Jeez, woww, holy moly. That’s a lifetime and well done you, you stood tall and turned that huge, stinking, sinking tanker around and you hit dry land for good. Your a very very strong lady. Use it and let as many people know about your story. X Godbless
Thank u so much for that. Typing it makes it sound much easier than it really was. Amd I’m also not one that shares much of my story so I feel I was a little of everywhere but it was so worth every struggle. I still have days that its hard. Days I wake up and im not so sure I can do this. Certain smells or tastes give me anxiety. To much caffein or a crash from to much energy r triggers for me. It is still a fight every single day and I still live by just for today with everything I do in my new life. I still have a very long way to go BUT I am proud of who and where I am in my new life now. Thanks for the encouraging words
Thanking stephen god bless u as well
Wow, you are a very strong lady. Thank you for sharing your story. It is very interesting to hear of others stories. I thought I had been through a lot.
I’m 12 days about to be 13 into quitting my last addiction. well of ther than pop and chocolates. Weed has never been my choice but quitting it has been extremely difficult. I know I can do it. Any advice on making it through the first month?

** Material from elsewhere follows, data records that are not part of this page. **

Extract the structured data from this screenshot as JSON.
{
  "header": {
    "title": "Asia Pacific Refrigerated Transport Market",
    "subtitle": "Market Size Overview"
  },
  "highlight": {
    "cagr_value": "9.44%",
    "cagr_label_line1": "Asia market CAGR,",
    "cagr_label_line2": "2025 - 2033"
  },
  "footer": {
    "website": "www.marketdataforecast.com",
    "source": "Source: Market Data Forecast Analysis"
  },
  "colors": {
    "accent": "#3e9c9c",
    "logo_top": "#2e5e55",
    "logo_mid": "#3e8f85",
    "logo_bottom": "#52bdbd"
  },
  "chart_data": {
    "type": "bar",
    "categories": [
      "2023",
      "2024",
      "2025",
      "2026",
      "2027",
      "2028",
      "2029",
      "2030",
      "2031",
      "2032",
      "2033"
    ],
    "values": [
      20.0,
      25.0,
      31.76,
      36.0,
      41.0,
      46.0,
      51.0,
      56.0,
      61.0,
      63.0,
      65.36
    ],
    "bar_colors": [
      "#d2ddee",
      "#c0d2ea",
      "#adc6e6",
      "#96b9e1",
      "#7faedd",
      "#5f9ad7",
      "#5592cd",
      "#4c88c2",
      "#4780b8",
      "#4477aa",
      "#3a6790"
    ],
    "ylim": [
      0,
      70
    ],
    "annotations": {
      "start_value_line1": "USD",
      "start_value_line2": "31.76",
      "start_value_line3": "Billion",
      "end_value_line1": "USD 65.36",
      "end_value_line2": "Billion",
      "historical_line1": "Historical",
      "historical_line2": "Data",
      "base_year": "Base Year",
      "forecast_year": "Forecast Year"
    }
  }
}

Not on the weed. I do not count marajuana as an addiction. It does so much for the world now days and is legal where I live. I am one whom has a medical card. Its one that I dont know if I could still be meth free without it. After treatmemt they had me on 6 dofferent medications a day 4 for anxiety. I felt like a robot. If i forgot (because pills r hard for me) I would have to have my mom bring my meds to work. I had 1 that if I got to got it made me dizzy (I worked for a deep cleaning company) so most summer days I struggled. Then I did some research and found out about medical. I then joined a sisters group on fb full of recovered women who still smoke. At first i struggled I felt like it meant I wasnt sober but the. I discovered there are so many people out there with 10-15 yrs clean who still smoke. Never have I smoked a blunt and wanted to contact my old meth dealer. I alologize that I can not offer u any help with quitting but I can tell u ur not alone. And im proud of u. Because my story may be rougher than yours but ur will power and ability to be have a fully pure body is much greater than mine.
I agree, I never thought of weed as an addiction. My main reason for quitting is because I got my CDL and get randomly drug tested. It has been very hard to quit. Its extremely difficult some days not having anything to take the edge off. I have contemplated smoking cigarettes but never liked the taste.
I hope you are doing good. Today made 18 dad for me. It’s an accomplishment being that I have had some type of drug in my system for the past 16 years.